Херст прошел по мраморному полу с равнодушным видом, сунув руку в карман: высокий мужчина в вечернем костюме, слишком худой для своих широких плеч, ястребиный взгляд темно-серых глаз, обезоруживающих своей прямотой. Девушка в платье из прошлогодней модной коллекции подалась назад, когда он приблизился. На ее лице был заметен страх.
— Мисс Кинг? Джо Херст, — он качнулся — одна из тех европейских привычек, которую он приобрел в детстве, — и подал ей руку. — Мы встречались на рождественской вечеринке.
— Неужели? — ее голос был хрупким, как рисовая бумага. — Я не помню. Я ищу посла Буллита.
— Боюсь, посол занят. Быть может, я могу помочь?
Он играл свою обычную роль: хорошо воспитанного дипломата, слишком хорошо, чтобы обидеться на вторжение без приглашения. Но его мозг напряженно работал, глаза ловили выражение замешательства на лице девушки, пряди волос, выбившиеся из ее шиньона. «Словно, она ударилась головой, — подумал он. — Или ее изнасиловали где-нибудь в темном углу. Что, черт возьми, с ней произошло?»
— Три стакана, — сказал она невпопад. — Я действительно не заметила их сначала, но позже, когда я ехала в такси, я вспомнила. Два на подоконнике. И один разбитый в мусорной корзине. Это ничего не проясняет, не более чем слова Шупа.
Херст нахмурился.
— Вам нехорошо, мисс Кинг?
Ее веки закрылись, и она слегка покачнулась, пальцы судорожно теребили противогазную сумку. Она носила ее вместо вечерней сумочки, как все.
Он взял ее за локоть и, не говоря ни слова, провел ее в одну их комнат, обитых деревом, в другой стороне от фойе; личные комнаты с каминами, в которых ничего не горело, полками с книгами в кожаных переплетах.
Она упала в кресло и уставилась на свои туфли.
— Что такое? — мягко спросил Херст. — Что случилось?

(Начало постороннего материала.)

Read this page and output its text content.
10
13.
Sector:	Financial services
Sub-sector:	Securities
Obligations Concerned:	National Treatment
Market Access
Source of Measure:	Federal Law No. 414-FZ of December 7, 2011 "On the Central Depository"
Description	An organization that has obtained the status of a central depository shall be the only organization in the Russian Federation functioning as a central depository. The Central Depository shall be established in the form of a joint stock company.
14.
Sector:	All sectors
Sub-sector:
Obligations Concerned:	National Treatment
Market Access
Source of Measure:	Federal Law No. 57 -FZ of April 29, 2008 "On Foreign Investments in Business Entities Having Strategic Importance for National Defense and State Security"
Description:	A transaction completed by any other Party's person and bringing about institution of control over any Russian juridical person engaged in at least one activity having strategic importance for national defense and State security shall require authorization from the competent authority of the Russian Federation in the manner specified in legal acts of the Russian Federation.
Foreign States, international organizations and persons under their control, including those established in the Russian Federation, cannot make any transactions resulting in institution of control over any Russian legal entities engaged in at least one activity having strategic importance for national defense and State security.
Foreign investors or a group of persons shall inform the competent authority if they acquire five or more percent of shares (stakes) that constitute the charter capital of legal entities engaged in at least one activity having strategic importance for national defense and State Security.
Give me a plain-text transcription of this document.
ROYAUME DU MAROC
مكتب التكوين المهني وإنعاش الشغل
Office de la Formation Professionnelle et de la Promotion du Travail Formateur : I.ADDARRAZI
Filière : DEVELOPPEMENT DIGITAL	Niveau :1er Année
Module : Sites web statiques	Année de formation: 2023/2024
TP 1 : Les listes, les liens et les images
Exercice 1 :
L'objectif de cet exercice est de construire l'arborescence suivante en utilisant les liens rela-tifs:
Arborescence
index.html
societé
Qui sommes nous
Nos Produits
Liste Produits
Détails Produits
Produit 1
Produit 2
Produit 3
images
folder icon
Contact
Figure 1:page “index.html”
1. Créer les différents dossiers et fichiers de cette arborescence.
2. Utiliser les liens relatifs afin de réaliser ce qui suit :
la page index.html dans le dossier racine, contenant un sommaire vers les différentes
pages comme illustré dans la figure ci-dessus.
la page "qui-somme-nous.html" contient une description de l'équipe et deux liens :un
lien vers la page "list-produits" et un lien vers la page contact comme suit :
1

— Филиппа убили, — сказала она.
Глава четвертая
Человек, известный под простым именем Жако, жил в разных местах, но в течение последних семнадцати лет он называл своим домом Париж. Как любой неискушенный молодой человек из провинции, он поселился в пансионе, где еду подавал безразличный повар; он был полон надежд получить место в какой-нибудь известной танцевальной труппе — может быть, Дягилева, — потому он оправдывал плохое качество питания тем, что это помогало ему поддерживать фигуру. В свои тридцать, надолго отложив мечту о балете, он получил роль в клубе «Шахерезада» и насладился коротким романом с очаровательным Сержем Лифарем, самым известным балетным танцовщиком в Париже, а затем и первыми лучами своей молодой славы. В этот же период Жако пристрастился к кокаину, что разрушительно сказалось и на его внешнем виде, и на содержимом его карманов. Мировая экономическая депрессия последних лет и его собственный все увеличивавшийся возраст разрушили юношеские мечты: за последние несколько лет Жако опустился со свиданий на бульваре Хауссманн и шампанского до двухкомнатной квартиры в наполненном крысами квартале в двадцатом округе недалеко от кладбища Пер Лашез.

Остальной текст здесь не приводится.